In business, our prospects and customers experience thousands of moments with us. Most of those unique moments are unmemorable, and will not have any lasting impact on the customer’s decision-making or overall opinion about the business or those working in it. But some fraction of the moments become, for the customer, moments of truth. By definition, a moment of truth is an individual instance when the customer’s experience is resonant enough to stand out, to the customer.
If we think of a single customer and her developing relationship to our businesses, that relationship emerges from the collection of moments of truth that she has. And each moment of truth is like an individual silken thread, that when taken together with all the others, creates an indelible design. What that design turns out to be is determined by the tenor of the moments of truth. And of course, the negative moments of truth are sort of like 5 threads-in-one, where the positive ones are but a single fiber.
The most notable feature of moments of truth is their unpredictability. Regardless of how tight our procedures or how well-trained our employees, an individual customer’s personal experience can end up in a moment of truth at almost any time. As a business owner, you have no idea when the moment of truth will happen or how, exactly, to prepare for the arbitrary set of circumstances that will determine whether it is positive or negative.
That’s both their beauty and their challenge. So how can you master this most nebulous of phenomena? One place to start is by understanding how seamless the customer experience is. Look at your own behavior as you move through life and sort through the moments that matter to you. They are arbitrary and can happen anywhere. In our approach to serving our customers we have to assume just as much randomness. It’s not possible to eliminate every potential negative moment of truth, but you can mitigate against them by understanding how they occur. Here are some tips:
- Set an overall customer service tone for your business. What are your principles where customer service is concerned? Are you building intimacy and long-term relationships or are you simply performing transactions. There isn’t a right answer, but the consistency of your ability to deliver requires you to decide it.
- Weave your mission through your whole business. Design your operations, procedures, pricing, marketing and training based on your basic customer service principles. Nothing should be unexplored.
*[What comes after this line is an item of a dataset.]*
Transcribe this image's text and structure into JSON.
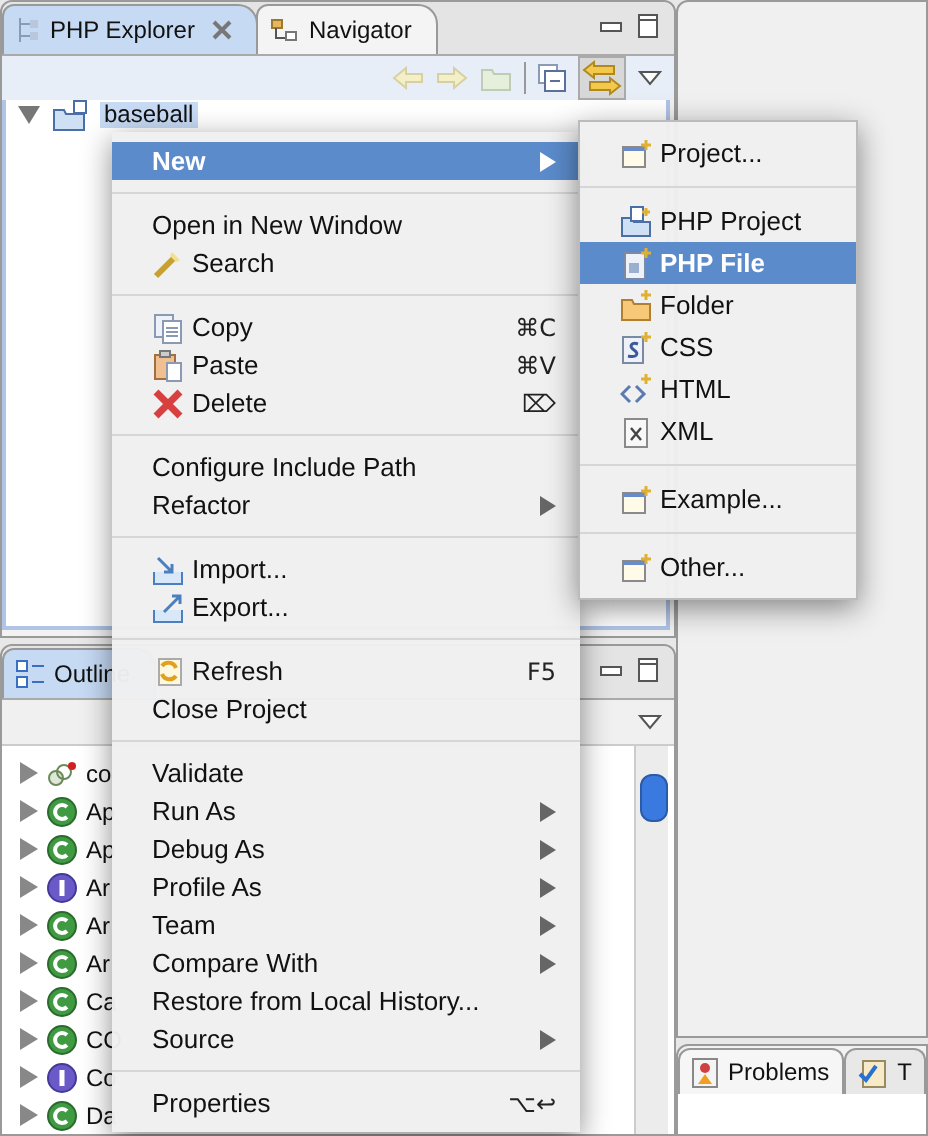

- Become a mind-reader. Are you anticipating your customer’s needs or just waiting to respond to them when asked? That can be the difference between an unmemorable moment and a positive moment of truth. Anticipating needs requires you to know your customer well. That means asking, learning and listening – all the time, at every opportunity.
- Train staff in principles not rules. There is a great deal of evidence that employees make better choices when they understand the underlying mission and principles of the organization. It makes sense because all of us are better at applying general principles than rules. This is a “spirit” vs “letter” of the law kind of distinction. Ensure that your entire team has a deep understanding of the spirit of your business and they will treat your customers the way you would want them to be treated.
- Go big on cleaning up messes. Every business falters from time to time. You will ring up the wrong amount, or have a repair go wrong, or fail to deliver on time. When something goes wrong it will take a much bigger positive gesture to undo the negative consequence. Go big! Become extraordinary at being gracious, apologizing, compensating and never making the same mistake again.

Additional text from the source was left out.